How Clean Are Our Oceans?

ocean wildlife & plastics

Our oceans may look beautiful from the comfort of a beach resort, or from the images we see in glossy travel brochures.But they are far from clean. Over 5 trillion pieces of plastic currently pollute our oceans, killing over one million seabirds and more than 100,000 marine mammals every single year.

The figures are shocking to say the least and making up 90% of all the trash floating in our seas, plastic is definitely one of the biggest problems we have today.

“The ocean is full of waste because humans have disposed of it carelessly. – Professor Andrew Holmes, University of Melbourne.

According to Professor Holmes, everyday plastics that we use in everything from our computers, keyboards and mobile phones to the packaging on our lunchtime sandwiches are creating a major environmental issue. He shared with ABC news that a shocking 8 million tonnes of plastic waste was recorded to have entered the oceans in 2010 according to online journal, Science.

Starting with Education

In order to preserve our oceans for generations to come, educating the world about plastic pollution is essential. It’s important to eliminate the use of plastics in the home, in the workplace and for brands and businesses to take responsibility with product packaging.

Teaching children about the Three Rs of Recycling (Reduce, Reuse, Recycle) is also an important step in helping to minimise the amount of waste we create and put into our oceans in the future. And it should start from an early age, with schools incorporating environmentalism in their curriculums.

The use of books or environmental themed games can help to build an understanding from as early as possible.

Ocean Cleanup Efforts

Boyan Slat’s The Ocean Clean up aims to create the biggest ocean clean up in history, designing unique and advanced technologies to get rid of all the plastic waste floating around in our waters.

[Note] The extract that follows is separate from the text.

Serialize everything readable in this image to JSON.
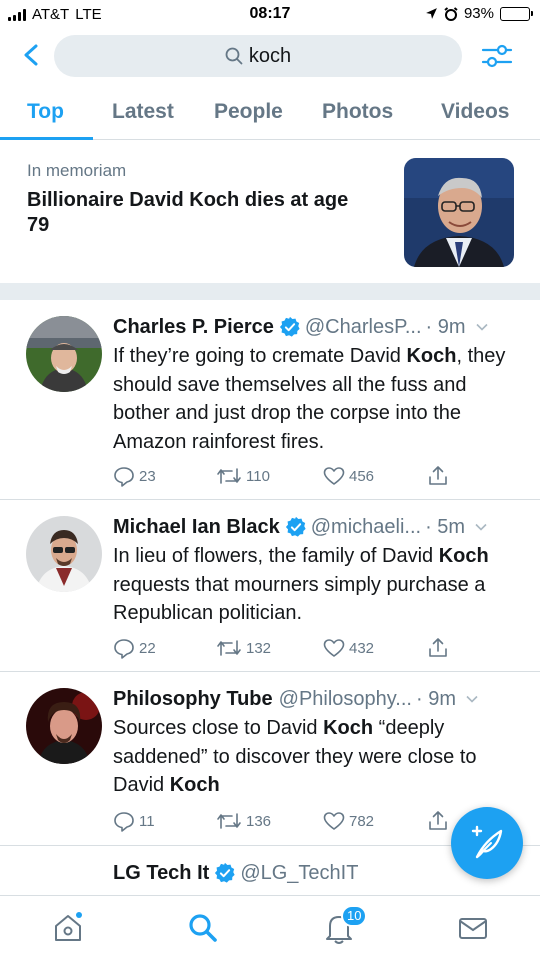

The system uses ocean currents to its advantage with a large V-shaped sea anchor which collects and extracts plastic before shipping it back to land for proper disposal.

The company will start clearing out the Great Pacific Garbage Patch in 2018, and with the full scale deployment that it proposed, it estimates a total clean up within five years of operation.

Other inventions that are helping to clean our oceans include the SeaBin, which was created by Australian surfers as a solution to suck plastic debris right out of the water. The bucket also features an oil/water filter to pull oil out of the sea. As well as British start up company, Recycling Technologies latest development, which is a machine that can turn plastic waste into a fuel called Plaxx.

Whilst all these efforts will make a big difference to ocean cleanliness, real sustainable change needs to come from the root of the problem. And that means that everyone, including brands and consumers, need to be more responsible with the way we use, buy and dispose of plastic waste.